Published: Apr 20, 2012 3:43 AM EDT
Updated: Apr 20, 2012 3:59 AM EDT

SANIBEL ISLAND, Fla. -- Friday marks two years since the nation's worst offshore oil spill.  BP's underwater well sparked an explosion on the Deepwater Horizon rig on April 20, 2010.  An estimated 206 million gallons of crude oil flowed into the Gulf but yet some are still seeing the effects two years later.

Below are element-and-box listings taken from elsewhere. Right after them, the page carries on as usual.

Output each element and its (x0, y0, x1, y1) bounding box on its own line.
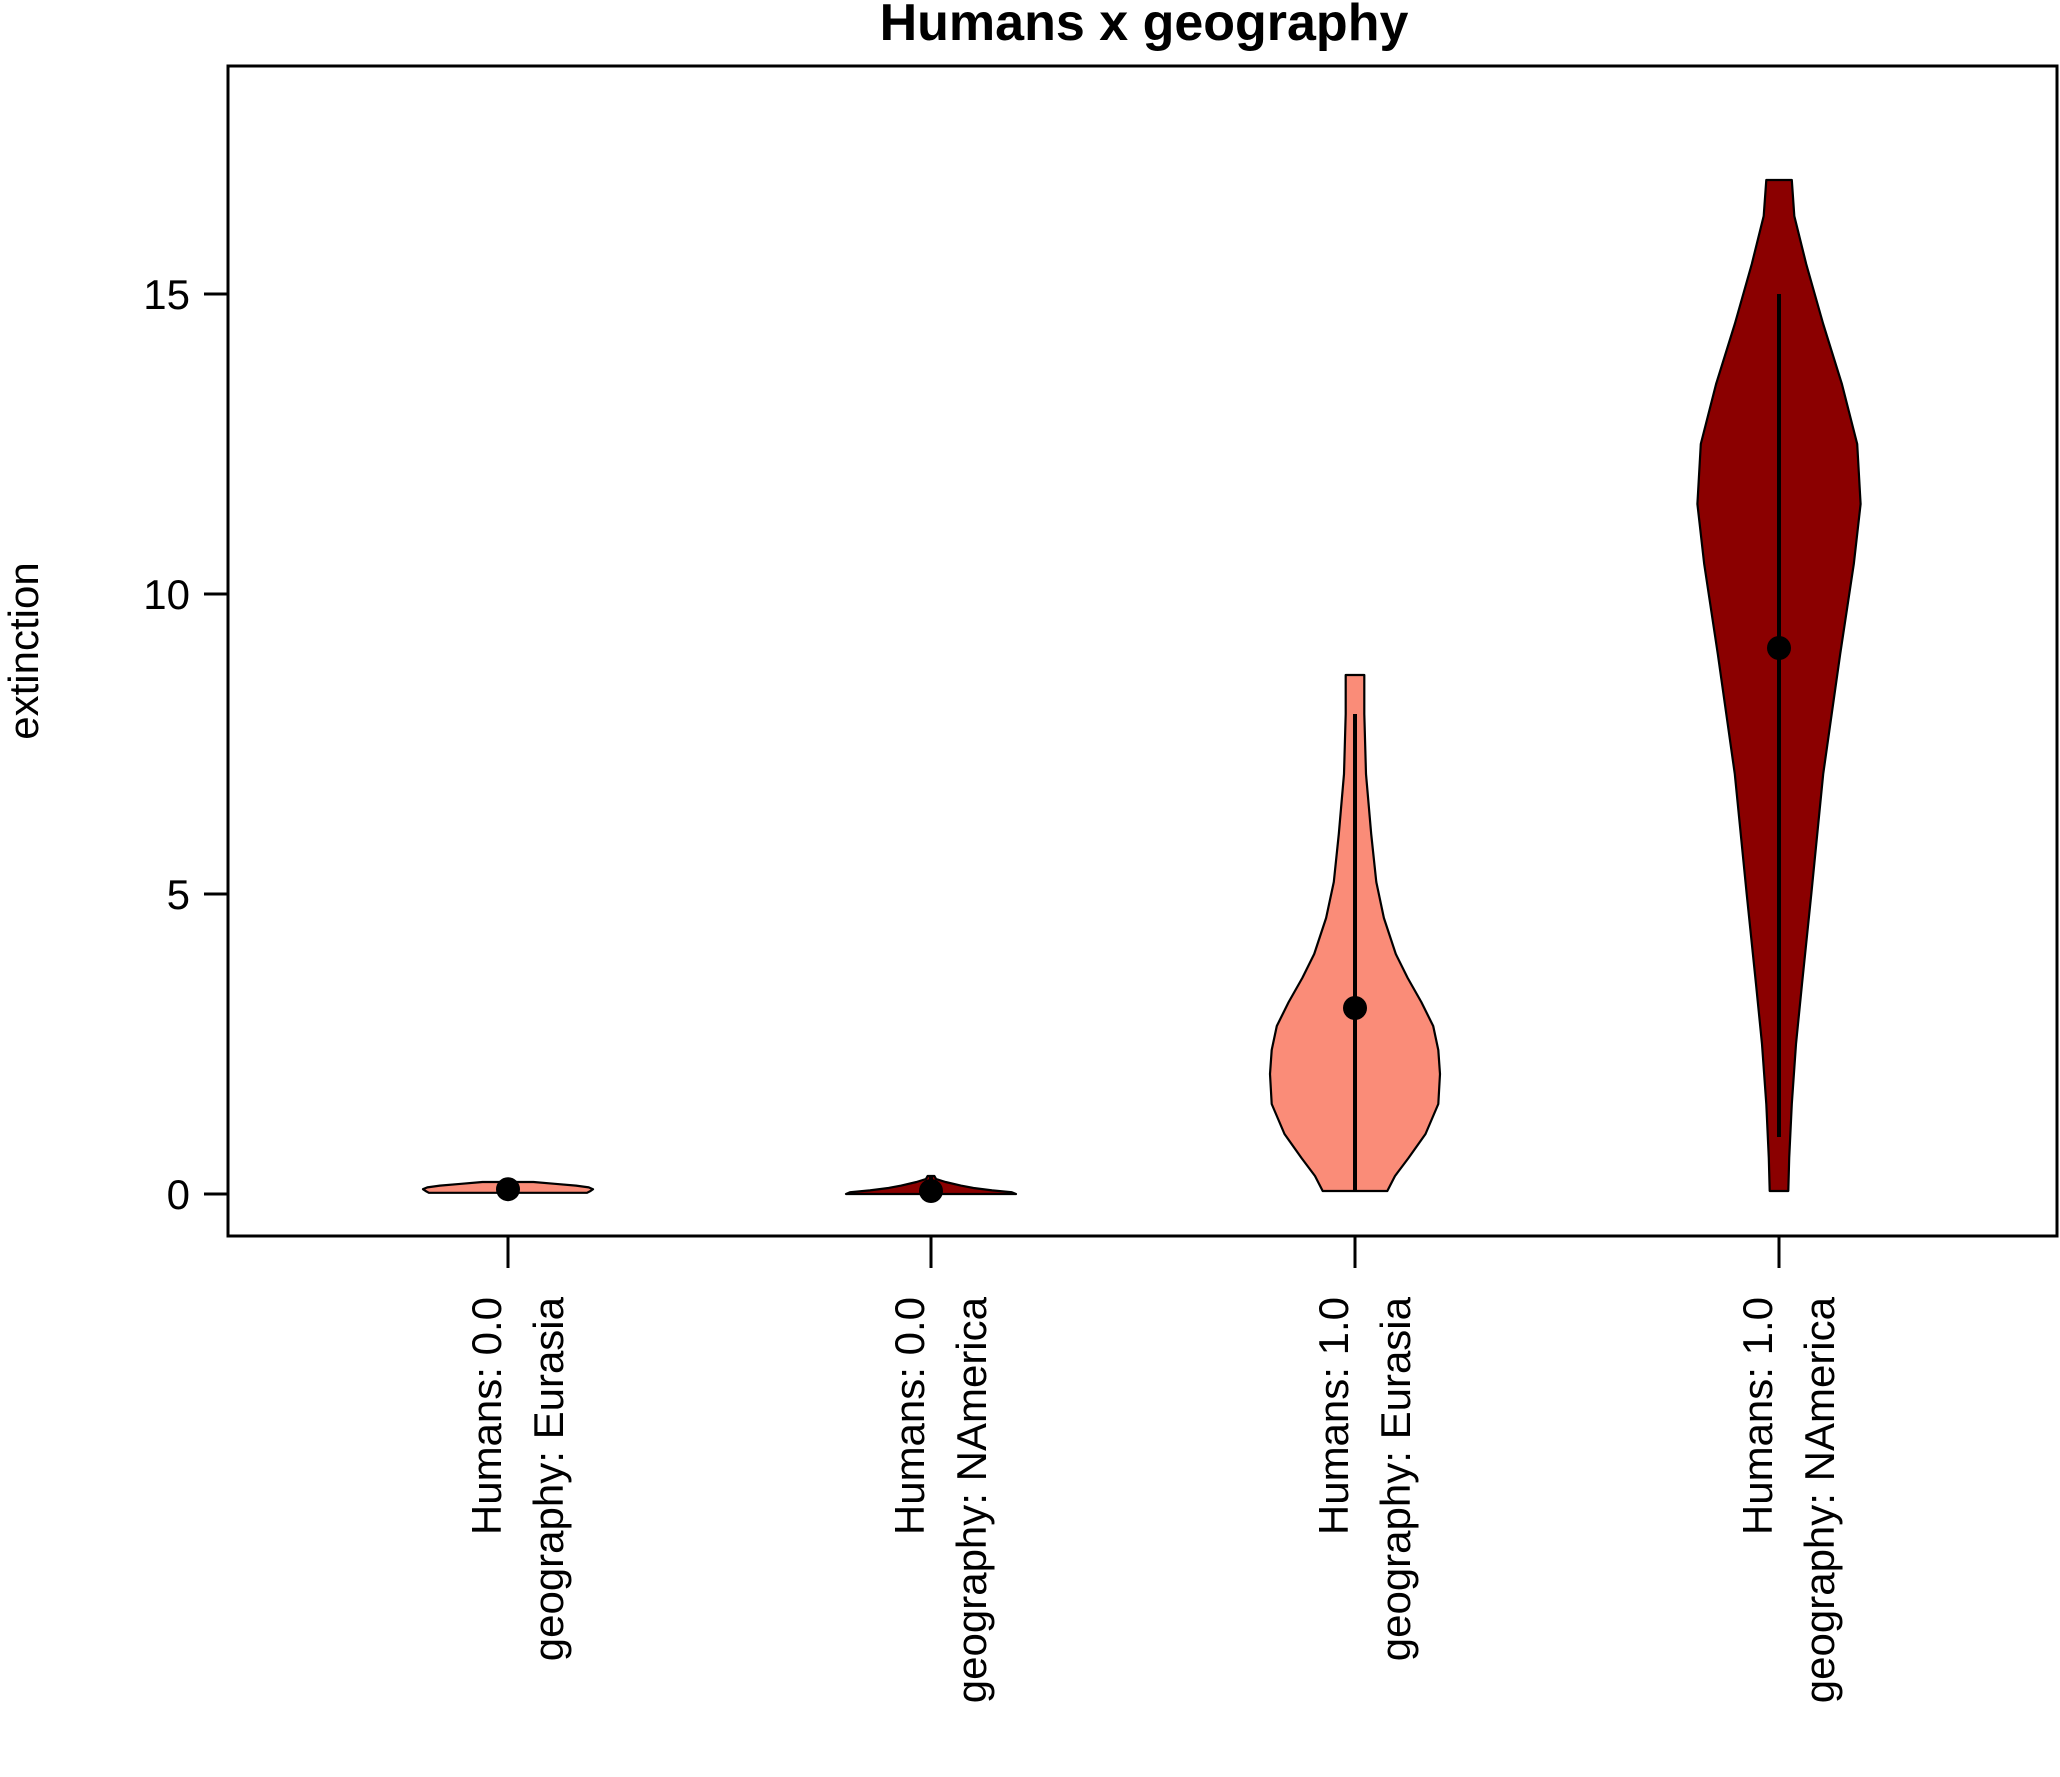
violin-mean-point (919, 1179, 943, 1203)
x-category-label-line2: geography: NAmerica (948, 1296, 995, 1703)
x-category-label-line1: Humans: 1.0 (1310, 1297, 1357, 1535)
x-category-label-line2: geography: Eurasia (525, 1296, 572, 1661)
y-tick-label: 15 (143, 271, 190, 318)
x-category-label-line2: geography: NAmerica (1796, 1296, 1843, 1703)
y-tick-label: 5 (167, 871, 190, 918)
y-axis-label: extinction (0, 562, 47, 739)
violins (421, 178, 1862, 1203)
y-tick-label: 10 (143, 571, 190, 618)
x-category-label-line1: Humans: 1.0 (1734, 1297, 1781, 1535)
chart-title: Humans x geography (880, 0, 1409, 52)
x-category-label-line1: Humans: 0.0 (463, 1297, 510, 1535)
violin-mean-point (496, 1177, 520, 1202)
y-tick-label: 0 (167, 1171, 190, 1218)
y-axis: 0 5 10 15 (143, 271, 228, 1218)
x-category-label-line1: Humans: 0.0 (886, 1297, 933, 1535)
plot-frame (226, 64, 2059, 1238)
violin-mean-point (1343, 996, 1367, 1020)
x-category-label-line2: geography: Eurasia (1372, 1296, 1419, 1661)
violin-mean-point (1767, 636, 1791, 660)
x-axis: Humans: 0.0 geography: Eurasia Humans: 0.0… (463, 1236, 1843, 1703)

Some fisherman who fish in Gulf waters are seeing some mysterious looking fish.  Good news is, those fish aren't in southwest Florida but that could change in time.

It's been two years since the Deepwater Horizon drilling rig exploded, sending oil gushing into the Gulf for nearly three months before it was stopped.  Scientists Bruce Neill with Sanibel Sea School says, even though oil didn't reach southwest Florida shores, that could change.

"Perhaps we didn't have the oil, but the fish that were reproducing in areas that are more heavily contaminated by oil and dispersant will now move in their larval stages throughout the Gulf of Mexico," said Neill.

Reports show in the northern Gulf of Mexico, fish have lesions, open sores, chewed up fins.  Something Neill says is most likely from the 2010 oil spill.

"Since the Gulf oil spill, the rate of fish lesions has increased between 200 and 500 times.  The number of fish and crab and other marine life with deformities have been found," said Neill.

Fisherman Gendun Sakyal saying catching the big one isn't coming down to the oil spill.

"I didn't see any fact, I've seen little fish a lot in groups and thats a really good sign," said Sakyal.

While evidence from scientists isn't conclusive, the oil spill in April 2010 is still being felt and with the way the circle of life works, it could have a lasting effect.

"It would be nice to think that biology was so localized but the reality is that the way that most marine organisms reproduce is that their larvae travels long distances.  I think that we will continue to see the effects for years to come,: said Neill.

Quite a few of the fisherman in southwest Florida WINK News spoke with, say they haven't seen much backlash of the oil spill.